11. Place a sealing film on top of the 384-well plate until imaged.
    NOTE: Image plate as quickly as possible after sorting because samples are treated with sodium azide²². Red fluorescent microspheres can be seen in the collected LPFC data files (i.e. PH Red data in output text file) based on the level of red fluorescence emitted in each sorted object to help identify which objects are alive worms, dead worms, dauers, or junk²⁴.

12. (Optional) Imaging 384-well plate

NOTE: Step 12 uses a plate-reading micro confocal microscope. Basic knowledge of a micro confocal microscope is assumed in this protocol. Other methods can be substituted to document the growth and population distribution of samples.

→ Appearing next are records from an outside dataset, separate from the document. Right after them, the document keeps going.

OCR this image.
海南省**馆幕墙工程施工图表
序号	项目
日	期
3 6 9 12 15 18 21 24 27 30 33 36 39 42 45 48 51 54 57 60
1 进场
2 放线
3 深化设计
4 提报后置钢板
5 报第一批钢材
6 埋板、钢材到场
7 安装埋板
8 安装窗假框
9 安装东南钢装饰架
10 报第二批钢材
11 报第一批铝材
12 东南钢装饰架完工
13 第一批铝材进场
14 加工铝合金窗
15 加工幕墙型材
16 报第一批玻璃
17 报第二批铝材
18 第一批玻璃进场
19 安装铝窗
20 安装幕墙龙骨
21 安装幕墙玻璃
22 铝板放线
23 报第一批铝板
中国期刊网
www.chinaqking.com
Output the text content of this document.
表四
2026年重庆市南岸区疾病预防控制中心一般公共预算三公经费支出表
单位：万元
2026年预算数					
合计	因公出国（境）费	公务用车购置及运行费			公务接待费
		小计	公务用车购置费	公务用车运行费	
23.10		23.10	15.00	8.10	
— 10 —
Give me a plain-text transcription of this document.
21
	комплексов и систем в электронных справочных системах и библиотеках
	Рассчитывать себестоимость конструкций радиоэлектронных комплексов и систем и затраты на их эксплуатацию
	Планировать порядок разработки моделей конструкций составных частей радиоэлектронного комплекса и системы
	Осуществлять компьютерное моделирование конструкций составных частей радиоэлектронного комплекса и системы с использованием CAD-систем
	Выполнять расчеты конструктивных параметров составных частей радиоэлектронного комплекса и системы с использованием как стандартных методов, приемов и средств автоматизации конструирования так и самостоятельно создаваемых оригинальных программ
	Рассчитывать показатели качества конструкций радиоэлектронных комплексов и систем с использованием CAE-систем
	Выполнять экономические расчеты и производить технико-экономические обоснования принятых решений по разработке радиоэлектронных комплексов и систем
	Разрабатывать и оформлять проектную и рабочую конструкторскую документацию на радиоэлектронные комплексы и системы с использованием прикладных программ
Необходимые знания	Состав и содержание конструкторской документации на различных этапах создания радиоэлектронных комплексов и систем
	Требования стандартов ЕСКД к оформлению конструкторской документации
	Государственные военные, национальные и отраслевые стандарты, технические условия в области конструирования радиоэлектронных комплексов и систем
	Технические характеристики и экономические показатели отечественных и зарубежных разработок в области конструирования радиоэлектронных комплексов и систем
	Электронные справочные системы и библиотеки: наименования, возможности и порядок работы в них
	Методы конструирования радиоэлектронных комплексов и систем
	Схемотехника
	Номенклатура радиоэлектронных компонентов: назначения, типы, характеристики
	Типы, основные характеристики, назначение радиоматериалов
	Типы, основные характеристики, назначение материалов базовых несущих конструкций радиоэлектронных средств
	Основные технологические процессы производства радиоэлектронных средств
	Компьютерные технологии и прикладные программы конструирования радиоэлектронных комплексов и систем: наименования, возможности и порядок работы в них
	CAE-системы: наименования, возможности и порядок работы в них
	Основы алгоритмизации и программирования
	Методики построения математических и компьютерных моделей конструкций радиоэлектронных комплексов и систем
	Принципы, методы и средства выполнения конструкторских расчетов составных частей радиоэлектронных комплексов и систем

1. Using a plate-reading micro confocal microscope with a 20x lens.
2. Open the “Objective and Camera” tab and set to “10x Plan ApoLambda” mode.
3. Open the “Camera Binning” tab and set to “2”.
4. Open the “Sites to Visit on Plate” tab and set to “4” sites per well and “overlap sites 10%” to later stitch together images.
5. Open “Wavelength” tab and set to “Brightfield 1”.
6. Open “Illumination” tab and set to “Transmitted light, bright sample”.
7. Place the 384-well plate in the microscope and set the “Z Stack” to “Calculate Offset” and find the proper focal plane for the samples in the 384-well plate.
8. Run the 384-well plate on the micro confocal microscope collecting four images per well.
9. Montage the four images together to create one image per well.